The firm, formed by the merger of Orange and T-Mobile, signed up more than 200,000 contract customers in the three months to December as it 
became the first provider to launch superfast 4G.

But it lost 239,000 pre-paid accounts, which it said was “in-line with industry trends”, and although almost all its new customers opted for smartphones it did not reveal how many had chosen 4G contracts, which cost between £36 and £56 a month.

The group said its average revenues were five times higher for each customer on a contract, but it still saw overall revenues decline 1.9 per cent to £6.7 billion as it suffered from the impact of regulatory cuts, including new rules on roaming charges.

Including one-off costs such as restructuring, EE’s pre-tax losses increased by 55 per cent to £249 million, although it said the merger which created the company had already produced cost savings of £369m.

Chief executive Olaf Swantee said: “We have started to see EE become known for having a great network which will give us long-term benefits and advantages.

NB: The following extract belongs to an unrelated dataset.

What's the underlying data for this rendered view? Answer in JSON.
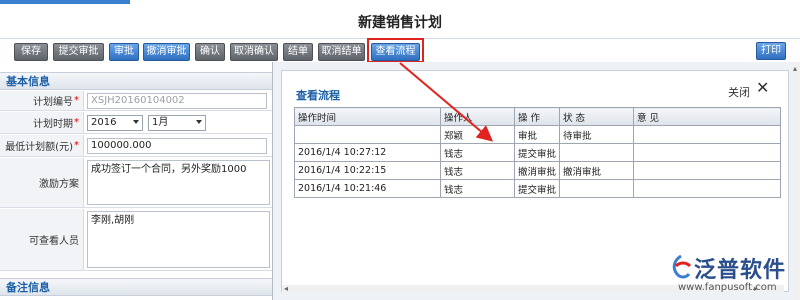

The launch of 4G has been instrumental for us and we are on track with plans around 4G.”

But Steven Hartley, principal analyst at Ovum, said the latest results show that the firm still faces “huge challenges”.

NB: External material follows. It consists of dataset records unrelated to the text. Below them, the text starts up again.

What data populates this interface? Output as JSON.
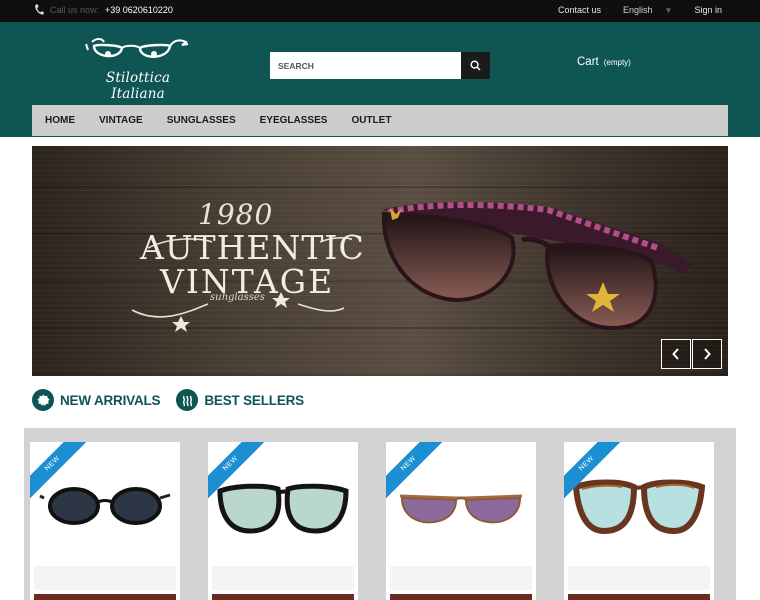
{
  "topbar": {
    "call_label": "Call us now:",
    "phone": "+39 0620610220",
    "contact": "Contact us",
    "language": "English",
    "signin": "Sign in"
  },
  "header": {
    "logo_text": "Stilottica Italiana",
    "search_placeholder": "SEARCH",
    "cart_label": "Cart",
    "cart_status": "(empty)"
  },
  "nav": {
    "items": [
      "HOME",
      "VINTAGE",
      "SUNGLASSES",
      "EYEGLASSES",
      "OUTLET"
    ]
  },
  "banner": {
    "year": "1980",
    "line1": "AUTHENTIC",
    "line2": "VINTAGE",
    "line3": "sunglasses"
  },
  "tabs": {
    "new_arrivals": "NEW ARRIVALS",
    "best_sellers": "BEST SELLERS"
  },
  "products": {
    "badge": "NEW"
  },
  "colors": {
    "brand": "#0e5553",
    "ribbon": "#1b8fd1"
  }
}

“It is what the results don’t say that seems most telling,” he said. “If customer uptake was far ahead of expectation, then we would hear about it.

“We therefore have to conclude that uptake has not been spectacular. That doesn’t make it a disaster, just not necessarily fully optimising its monopoly position.”

He said the firm may have made a mistake by seeking to charge a premium for 4G – customers choosing the faster internet option are paying about 10 per cent more on average – when experience in markets such as the US and Japan suggests most customers will not pay extra.

“We have argued for years that charging a premium for LTE [super-fast broadband] services may appease investors fearful of ‘telcos’ losing their traditional 
licence to print money, but it will not generate customer uptake where 3G is well embedded,” Hartley said.

He added: “EE must not underestimate the importance of tariff strategy in seizing its first mover advantage.”

EE, which has more than 26 million customers, said it would continue to “rapidly” roll out 4G with the network expected to cover 65 towns and cities and 55 per cent of the population by June.

The group’s rivals – including O2, Three and Vodafone – had threatened to go to court over telecoms regulator Ofcom’s decision to allow the company to be the only 4G operator in the UK until the spring.

But the competitors decided against legal action and will launch their own 4G services in the coming months.

EE’s owners Deutsche Telekom and France Telecom are thought to be considering a 
flotation of the business this year, although both would likely retain large stakes.